The other reason is that a large proportion of parliamentarians jumped onto the gravy train and have their own property portfolios. Cutting negative gearing and capital gains tax would hurt their own hip pockets. According to an investigation by the ABC in 2017, this applied to almost half of the members of the Federal Parliament. They have little incentive to upset the gravy train.

Overlay this with an ideological commitment to the worship of the market, and we know why nothing has been done, even though belief in the market should mean no government involvement. But this principle is flexible. It all depends on who gets the benefit.

The Greens have called on the Albanese government to wind back both handouts, in return for support of its Help to Buy scheme, which is currently being held back in the Senate.

This scheme is to enable lower mortgages through shared cost and owners between prospective buyers and the government. It rides on the premise that the problem is a shortage of supply. The main beneficiaries are once again the developers, builders, real estate industry, and the banks who provide the mortgages. For many, and especially first home buyers, the price will still be too high. They will still be locked out. The Help to Buy scheme will be for the better healed.

Nonetheless, a compromise that starts to wind back a major cause of the housing affordability crisis is worthwhile.

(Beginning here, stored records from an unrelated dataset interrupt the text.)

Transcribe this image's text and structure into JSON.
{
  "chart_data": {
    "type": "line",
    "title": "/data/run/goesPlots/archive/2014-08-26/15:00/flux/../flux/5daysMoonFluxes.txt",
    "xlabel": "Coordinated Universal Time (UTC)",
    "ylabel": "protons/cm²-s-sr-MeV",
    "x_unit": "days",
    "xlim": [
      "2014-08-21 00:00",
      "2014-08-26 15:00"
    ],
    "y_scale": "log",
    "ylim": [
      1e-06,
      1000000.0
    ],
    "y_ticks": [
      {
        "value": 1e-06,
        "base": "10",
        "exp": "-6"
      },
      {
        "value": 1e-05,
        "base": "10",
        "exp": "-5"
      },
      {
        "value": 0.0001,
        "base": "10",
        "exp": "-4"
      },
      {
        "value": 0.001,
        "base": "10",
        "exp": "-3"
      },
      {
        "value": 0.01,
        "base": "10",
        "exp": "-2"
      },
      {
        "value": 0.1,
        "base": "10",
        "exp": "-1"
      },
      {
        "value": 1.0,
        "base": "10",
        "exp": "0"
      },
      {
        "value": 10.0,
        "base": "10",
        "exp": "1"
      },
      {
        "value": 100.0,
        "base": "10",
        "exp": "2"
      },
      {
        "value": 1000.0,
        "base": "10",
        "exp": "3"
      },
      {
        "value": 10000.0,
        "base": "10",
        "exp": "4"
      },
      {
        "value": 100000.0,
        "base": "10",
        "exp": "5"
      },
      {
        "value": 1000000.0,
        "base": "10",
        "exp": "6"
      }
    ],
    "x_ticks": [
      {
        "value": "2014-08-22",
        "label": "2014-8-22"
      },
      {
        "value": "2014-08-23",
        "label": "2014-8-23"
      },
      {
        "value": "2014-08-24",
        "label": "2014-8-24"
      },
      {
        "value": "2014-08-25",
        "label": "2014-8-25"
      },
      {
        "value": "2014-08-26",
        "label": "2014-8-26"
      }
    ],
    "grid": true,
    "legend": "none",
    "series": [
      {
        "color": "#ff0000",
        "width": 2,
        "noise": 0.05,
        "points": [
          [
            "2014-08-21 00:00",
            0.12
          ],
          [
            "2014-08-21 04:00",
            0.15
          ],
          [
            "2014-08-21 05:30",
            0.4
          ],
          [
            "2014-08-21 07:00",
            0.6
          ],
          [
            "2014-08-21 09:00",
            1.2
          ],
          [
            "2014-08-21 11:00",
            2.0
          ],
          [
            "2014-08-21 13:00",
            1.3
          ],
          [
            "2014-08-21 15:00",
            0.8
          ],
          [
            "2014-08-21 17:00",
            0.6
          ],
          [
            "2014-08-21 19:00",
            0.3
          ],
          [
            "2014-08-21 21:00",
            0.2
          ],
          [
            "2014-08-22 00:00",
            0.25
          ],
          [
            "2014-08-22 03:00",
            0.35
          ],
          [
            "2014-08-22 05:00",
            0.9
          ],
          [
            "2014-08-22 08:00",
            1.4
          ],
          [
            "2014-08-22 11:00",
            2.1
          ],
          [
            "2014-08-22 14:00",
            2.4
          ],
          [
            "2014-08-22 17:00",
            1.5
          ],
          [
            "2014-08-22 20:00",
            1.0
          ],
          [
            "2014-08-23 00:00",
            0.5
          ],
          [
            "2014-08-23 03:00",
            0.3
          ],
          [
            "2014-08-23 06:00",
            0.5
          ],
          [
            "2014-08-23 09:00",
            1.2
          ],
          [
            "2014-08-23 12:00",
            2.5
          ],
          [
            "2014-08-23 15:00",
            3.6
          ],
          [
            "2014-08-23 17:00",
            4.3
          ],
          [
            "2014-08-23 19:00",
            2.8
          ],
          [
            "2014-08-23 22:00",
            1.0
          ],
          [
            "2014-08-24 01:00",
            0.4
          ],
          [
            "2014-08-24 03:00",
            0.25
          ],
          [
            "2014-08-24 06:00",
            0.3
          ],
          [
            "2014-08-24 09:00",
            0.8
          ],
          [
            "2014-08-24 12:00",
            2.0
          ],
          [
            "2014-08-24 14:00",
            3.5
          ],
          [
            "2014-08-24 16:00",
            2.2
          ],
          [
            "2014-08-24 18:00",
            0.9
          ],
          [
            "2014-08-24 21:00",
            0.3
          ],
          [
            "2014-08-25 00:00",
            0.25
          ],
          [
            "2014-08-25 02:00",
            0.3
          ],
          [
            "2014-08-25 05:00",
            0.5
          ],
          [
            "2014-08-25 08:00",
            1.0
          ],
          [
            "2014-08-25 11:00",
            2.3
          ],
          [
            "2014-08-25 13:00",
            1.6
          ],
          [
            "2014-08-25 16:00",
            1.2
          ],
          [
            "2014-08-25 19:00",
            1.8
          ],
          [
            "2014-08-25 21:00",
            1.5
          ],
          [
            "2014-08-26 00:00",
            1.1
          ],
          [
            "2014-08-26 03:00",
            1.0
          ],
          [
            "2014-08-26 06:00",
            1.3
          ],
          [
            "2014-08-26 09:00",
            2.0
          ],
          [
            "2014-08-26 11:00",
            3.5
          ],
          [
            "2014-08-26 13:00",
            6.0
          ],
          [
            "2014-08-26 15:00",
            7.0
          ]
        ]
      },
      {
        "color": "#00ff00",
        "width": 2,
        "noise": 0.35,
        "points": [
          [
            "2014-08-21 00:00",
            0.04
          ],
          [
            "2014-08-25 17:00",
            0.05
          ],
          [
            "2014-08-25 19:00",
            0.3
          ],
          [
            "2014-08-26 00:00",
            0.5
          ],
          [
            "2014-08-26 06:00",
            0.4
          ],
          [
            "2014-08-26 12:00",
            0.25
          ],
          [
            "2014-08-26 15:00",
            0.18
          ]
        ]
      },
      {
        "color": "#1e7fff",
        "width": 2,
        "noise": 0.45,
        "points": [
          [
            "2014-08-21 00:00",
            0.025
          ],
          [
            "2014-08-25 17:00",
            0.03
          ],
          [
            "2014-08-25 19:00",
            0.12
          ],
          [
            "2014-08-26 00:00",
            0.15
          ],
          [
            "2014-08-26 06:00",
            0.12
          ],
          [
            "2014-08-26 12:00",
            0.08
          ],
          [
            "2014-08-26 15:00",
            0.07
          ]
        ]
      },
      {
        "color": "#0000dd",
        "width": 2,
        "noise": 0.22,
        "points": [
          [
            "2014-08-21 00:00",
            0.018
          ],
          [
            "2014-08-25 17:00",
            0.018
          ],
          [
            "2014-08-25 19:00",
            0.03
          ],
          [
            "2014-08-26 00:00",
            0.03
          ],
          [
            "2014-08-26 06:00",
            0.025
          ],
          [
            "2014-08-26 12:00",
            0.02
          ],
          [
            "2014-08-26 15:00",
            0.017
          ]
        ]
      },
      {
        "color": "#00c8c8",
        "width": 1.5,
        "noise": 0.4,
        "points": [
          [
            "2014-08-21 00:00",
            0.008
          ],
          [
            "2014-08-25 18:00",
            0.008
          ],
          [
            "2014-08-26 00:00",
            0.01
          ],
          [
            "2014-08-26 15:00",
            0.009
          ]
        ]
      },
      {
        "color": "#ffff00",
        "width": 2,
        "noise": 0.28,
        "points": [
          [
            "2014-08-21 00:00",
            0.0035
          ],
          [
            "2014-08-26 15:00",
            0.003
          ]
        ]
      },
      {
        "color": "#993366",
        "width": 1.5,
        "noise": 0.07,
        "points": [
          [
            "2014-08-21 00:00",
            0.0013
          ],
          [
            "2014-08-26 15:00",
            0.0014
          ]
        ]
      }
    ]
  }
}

And it must be a staged wind back to avoid dislocation to the economy. Other measures must be included. Scaling up government investment in low rent public and cooperative housing would be a good start. The need for lower cost housing for essential workers has already been identified. Interest rates on mortgages could be frozen. Control of rents by imposing a ceiling on what landlords can charge is another worthwhile measure. There can be a limit on how many properties a single landlord can own. This would help remove the corporate induced upward pressure on prices.

Current legislation to encourage built for rent projects by developers stipulates that 10 percent of these homes must be provided at an affordable rent. This means up to a maximum of 75 percent of the market rent. This is not nearly enough to make a real difference.

Don’t expect more action soon. Our politicians are averse to it. Only public opinion and sufficient pressure can make them reconsider.